Outside Toronto, the highlights are just as good. The Quebec City ramparts scene is gorgeous, especially if you like architecture and old urban streetscapes. Niagara Falls has active mist, which sounds like a small thing until you see how much it adds; it gives the whole setup movement and atmosphere instead of making it feel like a static model. Banff and the Rockies are another standout, with mountain scenery that somehow still feels dramatic even when it fits on a table. Everywhere you look, there are motorized scenes, moving vehicles, changing lights, and jokes tucked into corners.
What actually happens there is mostly wandering, circling back, pointing things out, and realizing you missed an entire subplot in one section because you were too busy looking at something else. It’s great for families, but it doesn’t feel like it’s only for kids. Adults get just as pulled in, especially if they’re into photography, design, model-making, or Toronto itself. If you’re visiting the city, it’s a surprisingly smart early-trip stop because you get this playful overview of places you might want to see later in real life.
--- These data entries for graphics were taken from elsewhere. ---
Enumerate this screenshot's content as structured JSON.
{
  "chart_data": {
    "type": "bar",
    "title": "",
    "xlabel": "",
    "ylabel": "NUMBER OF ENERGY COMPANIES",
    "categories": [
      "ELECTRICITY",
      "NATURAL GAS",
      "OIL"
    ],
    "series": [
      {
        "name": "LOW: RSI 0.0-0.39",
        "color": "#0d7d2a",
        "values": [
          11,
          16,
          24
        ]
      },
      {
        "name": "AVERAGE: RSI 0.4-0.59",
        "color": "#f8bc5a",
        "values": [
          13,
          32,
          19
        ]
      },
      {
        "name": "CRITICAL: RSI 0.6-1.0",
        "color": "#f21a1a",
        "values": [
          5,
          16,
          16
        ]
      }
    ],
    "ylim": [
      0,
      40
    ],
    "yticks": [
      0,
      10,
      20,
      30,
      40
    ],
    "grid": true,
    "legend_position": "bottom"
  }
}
A few practical things: give yourself more time than you think you need. People always assume it’ll be a quick hour and then end up staying much longer. Go at a time when you’re not rushed, because the whole point is to slow down and really look. It’s also a very good rainy-day option, and an easy one to pair with Eaton Centre, Massey Hall, or a downtown wander. If you like taking photos, your phone will be working overtime, but be prepared to crouch, zoom, and wait for people to move because everyone finds their favourite section and camps there for a minute.
If I were telling a friend what not to miss, I’d say start with the Toronto waterfront, then spend time at the Quebec City ramparts, and don’t skip Niagara Falls. Little Canada works because it rewards attention. The more patient you are, the better it gets.